Aye I'll try to specify on that. Thanks!

Szelethus added a subscriber: steakhal.

@steakhal you some great experience with (strict) aliasing, could you chip in on this maybe? :)

Szelethus updated this revision to Diff 211457.Jul 24 2019, 3:33 AM

Rebase on top of D65196.

Szelethus updated this revision to Diff 211509.Jul 24 2019, 7:58 AM

Use the correct sorting for the GEN, KILL, IN and OUT sets.

xazax.hun added inline comments.Jul 29 2019, 9:17 PM
clang/include/clang/Analysis/Analyses/ReachingDefinitions.h
30

In the future we might also want to reason about FieldDecls.

50

Is it safe to omit the Kind from the comparisons?

clang/lib/Analysis/ReachingDefinitions.cpp
61

Will this work if the LHS is not directly a declrefexpr?

E.g.:

(a, b) = 5;

Or more fun cases:

(cond ? a : b) = 5;
102

What about the non-const arguments of calls, and indirect writes through pointers? Even if you plan not to handle some of these, I prefer to have a TODO for these the appropriate places as soon as possible.

104

There are non-assignment operators too, like operator++. You might want to consider them as definitions too.

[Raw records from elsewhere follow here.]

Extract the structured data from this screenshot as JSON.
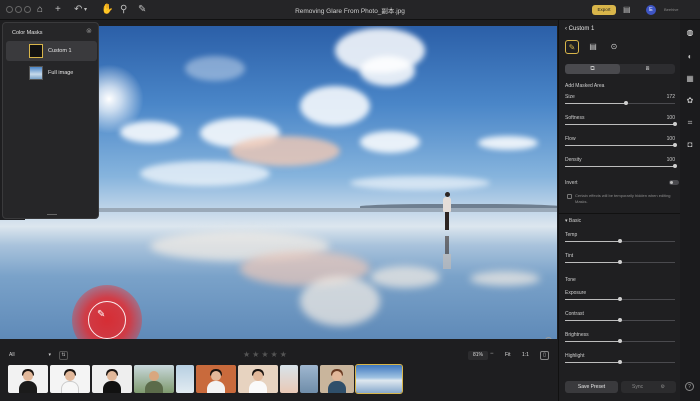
{
  "titlebar": {
    "doc_title": "Removing Glare From Photo_副本.jpg",
    "export_label": "Export",
    "avatar_initial": "E",
    "user_name": "Beehive"
  },
  "masks_panel": {
    "title": "Color Masks",
    "items": [
      {
        "label": "Custom 1"
      },
      {
        "label": "Full image"
      }
    ]
  },
  "right_panel": {
    "header": "Custom 1",
    "add_masked_area": "Add Masked Area",
    "sliders": [
      {
        "label": "Size",
        "value": "172",
        "fraction": 0.55
      },
      {
        "label": "Softness",
        "value": "100",
        "fraction": 1.0
      },
      {
        "label": "Flow",
        "value": "100",
        "fraction": 1.0
      },
      {
        "label": "Density",
        "value": "100",
        "fraction": 1.0
      }
    ],
    "invert_label": "Invert",
    "invert_hint": "Certain effects will be temporarily hidden when editing Masks.",
    "basic_label": "Basic",
    "basic_sliders": [
      {
        "label": "Temp",
        "fraction": 0.5
      },
      {
        "label": "Tint",
        "fraction": 0.5
      }
    ],
    "tone_label": "Tone",
    "tone_sliders": [
      {
        "label": "Exposure",
        "fraction": 0.5
      },
      {
        "label": "Contrast",
        "fraction": 0.5
      },
      {
        "label": "Brightness",
        "fraction": 0.5
      },
      {
        "label": "Highlight",
        "fraction": 0.5
      }
    ],
    "save_preset_label": "Save Preset",
    "sync_label": "Sync"
  },
  "bottom_bar": {
    "filter_value": "All",
    "stars": "★★★★★",
    "zoom_value": "81%",
    "fit_label": "Fit",
    "one_to_one_label": "1:1"
  },
  "colors": {
    "accent": "#d8b54a",
    "brush_red": "#dc282d",
    "panel_bg": "#1f1f21"
  }
}
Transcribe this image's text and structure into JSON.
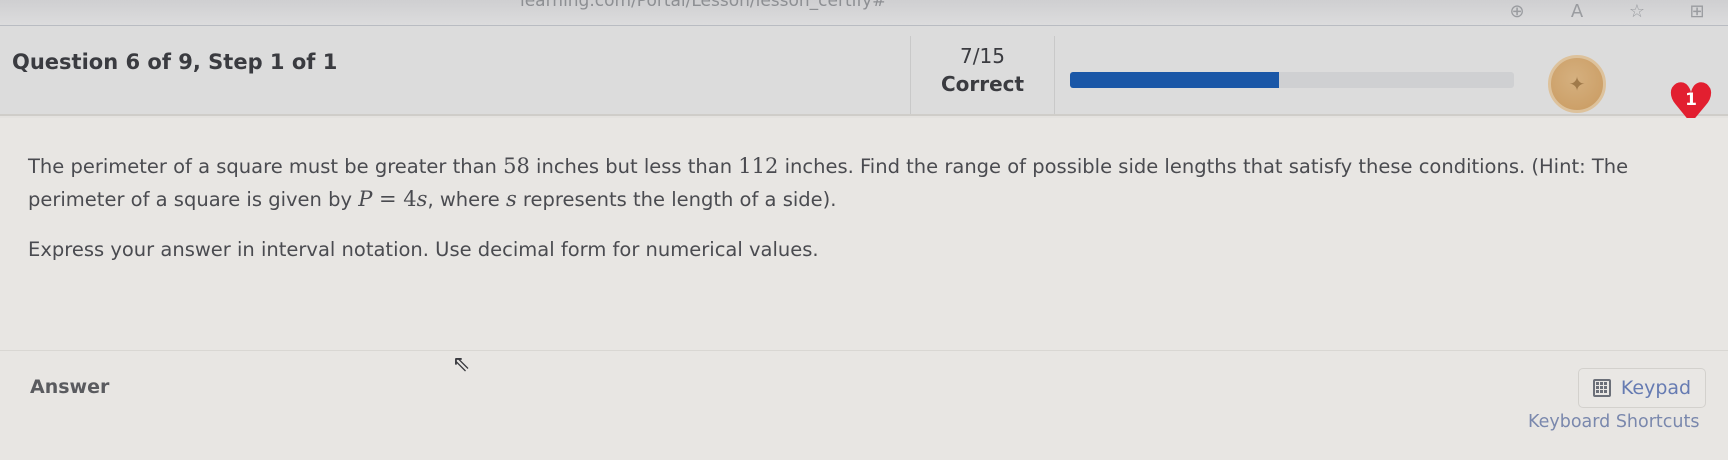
{
  "browser": {
    "url_fragment": "learning.com/Portal/Lesson/lesson_certify#",
    "icons": [
      "zoom-icon",
      "read-aloud-icon",
      "favorites-icon",
      "collections-icon"
    ]
  },
  "header": {
    "question_title": "Question 6 of 9, Step 1 of 1",
    "score": "7/15",
    "score_status": "Correct",
    "progress_fraction": 0.47,
    "progress_color": "#1a57a7",
    "lives": "1",
    "heart_color": "#e21f30"
  },
  "problem": {
    "text_1": "The perimeter of a square must be greater than ",
    "num_1": "58",
    "text_2": " inches but less than ",
    "num_2": "112",
    "text_3": " inches.  Find the range of possible side lengths that satisfy these conditions.  (Hint: The perimeter of a square is given by ",
    "formula_P": "P",
    "formula_eq": " = 4",
    "formula_s": "s",
    "text_4": ", where ",
    "var_s": "s",
    "text_5": " represents the length of a side).",
    "instructions": "Express your answer in interval notation.  Use decimal form for numerical values."
  },
  "answer": {
    "label": "Answer",
    "keypad_label": "Keypad",
    "shortcuts_label": "Keyboard Shortcuts"
  }
}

Hmm, we could make a redundant assignments checker: if a variable has multiple reaching definitions, but those all assign the same value, emit a warning. We could even use fixits with that.

void t(int a) {
  if (coin())
    a = 2; // note: reaching def
  else
    a = 2; // note: reaching def
  use(a); // warn: a is always 2 here
}
NoQ added a comment.Mon, Sep 9, 5:24 PM

Hmm, we could make a redundant assignments checker: if a variable has multiple reaching definitions, but those all assign the same value, emit a warning. We could even use fixits with that.

void t(int a) {
  if (coin())
    a = 2; // note: reaching def
  else
    a = 2; // note: reaching def
  use(a); // warn: a is always 2 here
}

Sounds like a useful compiler warning to me.

Also what specific fixit do you have in mind and why do you think it'll be easily obtainable from the results of the reaching definition analysis?